Pour la commune d'abord, la perte est évidente. Quel est, en effet, le but de l'affouage? C'est de fournir aux habitants, gratuitement ou à peu près, et en tous cas à un prix inférieur à leur valeur réelle, les bois dont ils peuvent avoir besoin. Car, s'ils devaient payer ces bois, le même prix que dans le commerce, l'affouage, ne leur offrant aucun avantage, n'aurait plus sa raison d'être. La commune s'impose donc ici un certain sacrifice au profit des affouagistes; et, pour savoir s'il y a en définitive perte ou gain pour la société, il suffit de comparer ce sacrifice à l'avan→ tage qu'il procure à ces derniers. Constatons d'abord que, dans l'hypothèse où je me suis placé, d'une localité où les bois ont une valeur commerciale, jamais l'affouage ne peut être plus avantageux que la vente, c'est-à-dire, que jamais le profit des habitants ne peut être plus considérable que la perte que fait subir à la commune le partage des bois en nature. Cette perte est un maximum que le profit des affouagistes peut à la rigueur atteindre mais jamais dépasser; car il suffirait que la commune vendit son bois et en partageât l'argent entre les ayants droit, pour que ceux-ci pussent s'en procurer la même quantité, qui d'abord leur était délivrée. Ainsi, en premier lieu, l'affouage ne présente jamais aucun avantage, pécuniairement parlant, et lors même qu'il n'occasionnerait pas d'autres inconvénients que ceux qui en résultent au point de vue forestier, sa suppression n'en serait pas moins désirable.

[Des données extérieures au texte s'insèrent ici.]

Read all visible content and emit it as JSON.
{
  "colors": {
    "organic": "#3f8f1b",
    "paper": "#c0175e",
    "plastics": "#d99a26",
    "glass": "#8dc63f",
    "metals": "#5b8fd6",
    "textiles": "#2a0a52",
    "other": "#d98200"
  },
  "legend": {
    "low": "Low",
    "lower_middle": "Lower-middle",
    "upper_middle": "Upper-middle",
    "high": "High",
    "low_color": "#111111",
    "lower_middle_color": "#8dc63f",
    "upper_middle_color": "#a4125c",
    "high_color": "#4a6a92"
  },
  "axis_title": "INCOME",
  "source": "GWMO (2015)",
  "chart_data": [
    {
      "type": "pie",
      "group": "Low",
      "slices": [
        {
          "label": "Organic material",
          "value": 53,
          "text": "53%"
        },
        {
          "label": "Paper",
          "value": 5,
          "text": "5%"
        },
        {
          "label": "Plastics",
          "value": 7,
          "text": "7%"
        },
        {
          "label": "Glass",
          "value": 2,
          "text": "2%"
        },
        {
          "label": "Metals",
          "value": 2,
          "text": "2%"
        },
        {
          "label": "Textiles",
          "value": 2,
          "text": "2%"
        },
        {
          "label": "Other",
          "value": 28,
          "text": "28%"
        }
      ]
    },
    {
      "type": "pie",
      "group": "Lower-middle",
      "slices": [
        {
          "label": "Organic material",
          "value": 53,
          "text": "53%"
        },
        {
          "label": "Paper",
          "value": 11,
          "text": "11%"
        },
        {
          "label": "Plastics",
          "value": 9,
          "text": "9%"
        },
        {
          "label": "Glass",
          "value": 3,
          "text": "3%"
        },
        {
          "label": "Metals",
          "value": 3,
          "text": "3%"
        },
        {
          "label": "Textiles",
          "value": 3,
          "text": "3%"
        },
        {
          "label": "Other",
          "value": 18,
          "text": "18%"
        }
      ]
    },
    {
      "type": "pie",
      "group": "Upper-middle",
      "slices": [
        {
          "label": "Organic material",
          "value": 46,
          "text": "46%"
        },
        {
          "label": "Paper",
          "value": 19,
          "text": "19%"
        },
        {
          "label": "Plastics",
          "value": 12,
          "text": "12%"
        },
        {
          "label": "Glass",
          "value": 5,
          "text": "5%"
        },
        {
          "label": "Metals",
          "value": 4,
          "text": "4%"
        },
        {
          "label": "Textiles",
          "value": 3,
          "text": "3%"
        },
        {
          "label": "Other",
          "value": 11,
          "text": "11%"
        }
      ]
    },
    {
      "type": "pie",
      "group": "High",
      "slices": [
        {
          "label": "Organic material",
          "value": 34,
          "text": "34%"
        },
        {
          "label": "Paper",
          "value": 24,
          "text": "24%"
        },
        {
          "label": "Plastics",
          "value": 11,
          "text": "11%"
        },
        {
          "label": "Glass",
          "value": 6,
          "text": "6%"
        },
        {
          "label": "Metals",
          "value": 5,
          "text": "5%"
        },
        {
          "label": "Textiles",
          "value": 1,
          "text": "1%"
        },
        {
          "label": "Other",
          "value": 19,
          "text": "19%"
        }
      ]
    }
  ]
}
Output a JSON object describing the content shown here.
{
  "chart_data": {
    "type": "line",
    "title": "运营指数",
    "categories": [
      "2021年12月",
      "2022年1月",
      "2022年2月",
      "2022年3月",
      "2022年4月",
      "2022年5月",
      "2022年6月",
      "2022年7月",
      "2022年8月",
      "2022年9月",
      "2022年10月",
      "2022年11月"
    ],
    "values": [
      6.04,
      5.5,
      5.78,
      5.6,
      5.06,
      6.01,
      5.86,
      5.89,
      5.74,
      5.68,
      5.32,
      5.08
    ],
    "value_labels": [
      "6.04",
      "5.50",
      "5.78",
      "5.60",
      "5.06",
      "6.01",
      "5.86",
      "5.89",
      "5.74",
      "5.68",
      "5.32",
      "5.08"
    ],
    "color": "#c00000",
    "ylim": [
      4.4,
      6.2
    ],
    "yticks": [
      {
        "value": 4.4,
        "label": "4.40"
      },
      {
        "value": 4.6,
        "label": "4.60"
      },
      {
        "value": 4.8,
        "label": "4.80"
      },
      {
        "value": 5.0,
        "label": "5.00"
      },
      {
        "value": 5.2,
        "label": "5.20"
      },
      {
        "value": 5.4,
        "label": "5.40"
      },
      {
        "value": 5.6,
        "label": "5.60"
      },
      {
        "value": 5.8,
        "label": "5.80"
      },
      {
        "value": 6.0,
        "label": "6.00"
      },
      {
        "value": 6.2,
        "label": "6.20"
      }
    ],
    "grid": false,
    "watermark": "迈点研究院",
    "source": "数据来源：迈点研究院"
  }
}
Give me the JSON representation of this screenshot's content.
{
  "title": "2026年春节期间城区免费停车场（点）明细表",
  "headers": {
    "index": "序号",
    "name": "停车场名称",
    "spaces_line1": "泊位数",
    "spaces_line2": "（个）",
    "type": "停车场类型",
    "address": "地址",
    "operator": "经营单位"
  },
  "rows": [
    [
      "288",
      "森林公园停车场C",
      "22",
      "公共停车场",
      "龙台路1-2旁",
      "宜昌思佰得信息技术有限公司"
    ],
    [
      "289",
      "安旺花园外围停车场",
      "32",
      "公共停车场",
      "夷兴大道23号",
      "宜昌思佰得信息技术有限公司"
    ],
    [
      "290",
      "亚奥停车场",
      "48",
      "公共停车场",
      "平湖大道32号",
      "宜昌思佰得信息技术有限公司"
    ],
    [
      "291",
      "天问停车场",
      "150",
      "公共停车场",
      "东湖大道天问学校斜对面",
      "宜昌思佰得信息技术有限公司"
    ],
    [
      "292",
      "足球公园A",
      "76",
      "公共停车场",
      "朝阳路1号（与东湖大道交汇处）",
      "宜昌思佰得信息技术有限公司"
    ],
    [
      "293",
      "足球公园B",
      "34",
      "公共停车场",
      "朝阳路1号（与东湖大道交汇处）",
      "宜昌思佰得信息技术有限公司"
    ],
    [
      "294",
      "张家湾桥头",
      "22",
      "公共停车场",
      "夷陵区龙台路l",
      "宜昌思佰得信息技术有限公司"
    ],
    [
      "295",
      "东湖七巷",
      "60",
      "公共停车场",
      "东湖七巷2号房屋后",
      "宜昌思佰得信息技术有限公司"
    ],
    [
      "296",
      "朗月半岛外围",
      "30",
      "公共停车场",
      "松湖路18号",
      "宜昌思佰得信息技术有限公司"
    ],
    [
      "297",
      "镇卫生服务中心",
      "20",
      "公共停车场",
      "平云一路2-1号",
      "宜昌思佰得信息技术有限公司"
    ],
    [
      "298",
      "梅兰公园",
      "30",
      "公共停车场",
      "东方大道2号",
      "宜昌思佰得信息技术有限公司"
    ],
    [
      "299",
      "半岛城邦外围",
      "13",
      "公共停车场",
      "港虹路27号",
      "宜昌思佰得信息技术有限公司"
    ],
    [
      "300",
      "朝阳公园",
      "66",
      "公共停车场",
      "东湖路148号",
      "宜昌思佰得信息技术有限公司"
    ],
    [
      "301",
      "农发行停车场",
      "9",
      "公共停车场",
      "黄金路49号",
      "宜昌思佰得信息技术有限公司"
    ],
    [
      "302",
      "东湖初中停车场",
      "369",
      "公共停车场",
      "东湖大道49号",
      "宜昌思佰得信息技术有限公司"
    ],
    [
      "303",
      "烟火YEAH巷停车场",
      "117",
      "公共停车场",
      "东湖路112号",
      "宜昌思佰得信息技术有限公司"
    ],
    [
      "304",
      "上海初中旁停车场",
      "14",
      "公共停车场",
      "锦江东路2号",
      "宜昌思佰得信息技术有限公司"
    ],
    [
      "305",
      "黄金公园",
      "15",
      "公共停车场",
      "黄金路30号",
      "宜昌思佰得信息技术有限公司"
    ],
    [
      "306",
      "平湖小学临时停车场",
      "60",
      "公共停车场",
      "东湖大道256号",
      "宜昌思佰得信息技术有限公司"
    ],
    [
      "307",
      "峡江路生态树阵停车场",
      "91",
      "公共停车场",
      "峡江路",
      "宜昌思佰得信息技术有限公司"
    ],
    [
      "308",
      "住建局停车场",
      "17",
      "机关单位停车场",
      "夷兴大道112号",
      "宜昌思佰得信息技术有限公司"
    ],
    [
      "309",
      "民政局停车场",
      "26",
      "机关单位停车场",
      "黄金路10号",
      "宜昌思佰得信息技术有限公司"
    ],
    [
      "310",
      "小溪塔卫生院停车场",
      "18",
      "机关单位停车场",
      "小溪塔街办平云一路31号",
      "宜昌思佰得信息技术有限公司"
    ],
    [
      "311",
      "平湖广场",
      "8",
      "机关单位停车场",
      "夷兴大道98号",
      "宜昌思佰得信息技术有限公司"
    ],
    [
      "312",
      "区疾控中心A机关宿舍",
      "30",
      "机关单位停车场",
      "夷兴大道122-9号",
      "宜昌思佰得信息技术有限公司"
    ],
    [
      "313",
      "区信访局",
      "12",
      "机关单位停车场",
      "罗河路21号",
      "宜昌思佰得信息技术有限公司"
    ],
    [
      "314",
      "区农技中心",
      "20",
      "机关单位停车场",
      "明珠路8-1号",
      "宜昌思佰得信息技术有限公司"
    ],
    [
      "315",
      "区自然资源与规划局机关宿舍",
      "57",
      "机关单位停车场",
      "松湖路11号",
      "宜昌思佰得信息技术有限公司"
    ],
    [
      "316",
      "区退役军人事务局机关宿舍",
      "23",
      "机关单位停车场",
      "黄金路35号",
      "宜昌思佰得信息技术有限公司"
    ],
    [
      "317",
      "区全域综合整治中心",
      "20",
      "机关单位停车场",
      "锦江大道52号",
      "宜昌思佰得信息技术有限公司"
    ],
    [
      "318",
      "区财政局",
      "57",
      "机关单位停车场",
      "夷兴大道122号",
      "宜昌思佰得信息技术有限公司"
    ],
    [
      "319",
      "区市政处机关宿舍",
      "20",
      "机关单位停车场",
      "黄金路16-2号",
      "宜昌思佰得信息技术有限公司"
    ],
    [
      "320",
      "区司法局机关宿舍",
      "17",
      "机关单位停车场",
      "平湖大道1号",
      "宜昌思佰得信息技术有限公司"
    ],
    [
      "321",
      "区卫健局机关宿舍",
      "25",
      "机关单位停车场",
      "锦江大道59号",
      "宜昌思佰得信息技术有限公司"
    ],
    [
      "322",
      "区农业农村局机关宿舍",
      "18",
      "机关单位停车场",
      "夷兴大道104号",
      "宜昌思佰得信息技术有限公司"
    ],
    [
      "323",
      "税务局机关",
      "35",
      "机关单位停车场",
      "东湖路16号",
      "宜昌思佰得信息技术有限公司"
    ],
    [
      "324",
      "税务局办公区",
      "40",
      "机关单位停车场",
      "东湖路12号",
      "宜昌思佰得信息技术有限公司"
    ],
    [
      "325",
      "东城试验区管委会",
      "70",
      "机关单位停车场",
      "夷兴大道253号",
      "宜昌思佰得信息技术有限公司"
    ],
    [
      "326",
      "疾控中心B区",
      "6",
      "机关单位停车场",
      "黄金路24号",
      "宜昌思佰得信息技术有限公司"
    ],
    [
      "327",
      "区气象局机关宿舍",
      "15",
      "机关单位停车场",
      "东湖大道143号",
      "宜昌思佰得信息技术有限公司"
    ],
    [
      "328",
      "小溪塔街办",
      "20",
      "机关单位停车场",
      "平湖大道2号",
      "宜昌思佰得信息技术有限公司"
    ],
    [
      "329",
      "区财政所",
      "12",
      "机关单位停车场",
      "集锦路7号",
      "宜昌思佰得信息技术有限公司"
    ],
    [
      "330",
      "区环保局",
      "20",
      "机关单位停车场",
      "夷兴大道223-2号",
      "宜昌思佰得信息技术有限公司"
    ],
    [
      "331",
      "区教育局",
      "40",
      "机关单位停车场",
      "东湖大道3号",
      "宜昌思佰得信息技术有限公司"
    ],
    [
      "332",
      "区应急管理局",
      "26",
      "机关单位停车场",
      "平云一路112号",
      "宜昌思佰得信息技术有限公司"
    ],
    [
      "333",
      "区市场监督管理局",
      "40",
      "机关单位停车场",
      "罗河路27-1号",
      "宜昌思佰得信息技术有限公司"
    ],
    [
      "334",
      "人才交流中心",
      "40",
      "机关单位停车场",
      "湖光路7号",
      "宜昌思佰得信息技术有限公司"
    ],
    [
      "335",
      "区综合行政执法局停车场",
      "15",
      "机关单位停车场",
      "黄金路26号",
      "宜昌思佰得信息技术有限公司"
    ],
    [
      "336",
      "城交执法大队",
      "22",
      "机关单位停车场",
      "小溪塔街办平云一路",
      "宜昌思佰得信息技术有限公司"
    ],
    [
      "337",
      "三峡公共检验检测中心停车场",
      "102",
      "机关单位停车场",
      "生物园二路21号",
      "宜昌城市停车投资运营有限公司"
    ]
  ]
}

Mais il s'en faut de beaucoup que ce soit là le cas ordinaire; le plus souvent, au contraire, la commune subit une perte que l'avantage fait aux habitants est bien loin de compenser.

MAI 1858.-4 SÉRIE.-T. IV.

T. IV.-9

Il est impossible d'abord que la gratuité, absolue ou relative, des bois de chauffage ne pousse pas les affouagistes à en consommer plus que le strict nécessaire, c'est-à-dire plus qu'ils n'en consommeraient s'ils étaient tenus de le payer de leurs propres deniers. On connaît, à cet égard, les habitudes des populations des campagnes. Si 8 stères de bois par feu, par exemple, doivent suffire à leurs besoins, on peut être certain que, s'il leur faut les acheter, ils n'en brûleront pas davantage; et si, dans la localité, le stère vaut 5 francs, c'est une dépense de 40 francs à laquelle ils se résoudront, mais que certainement ils ne dépasseront point. Mais si, au lieu de 8 stères, la commune leur en alloue gratuitement 10, nul doute qu'ils n'y regardent de moins près et qu'ils ne les consomment également. Or, ces 10 stères occasionnent d'un côté à la commune une perte de 50 francs; de l'autre, ils ne représentent en réalité pour les consommateurs qu'une valeur de 40 francs, puisque 8 stères auraient pu leur suffire. C'est donc une perte nette de 10 francs, ou de 1 franc par stère, subie par la société et produite par une consommation supérieure aux besoins réels, résultant de la gratuité.

Souvent même cette gratuité n'est qu'apparente, et des frais divers viennent, à l'insu de l'affouagiste, grever son lot, diminuer son bénéfice, et, par suite, augmenter la perte de la société. Je ne veux pas parler de la taxe affouagère, dont je suppose qu'il tient compte, mais de ces frais que bien peu font entrer dans leurs calculs.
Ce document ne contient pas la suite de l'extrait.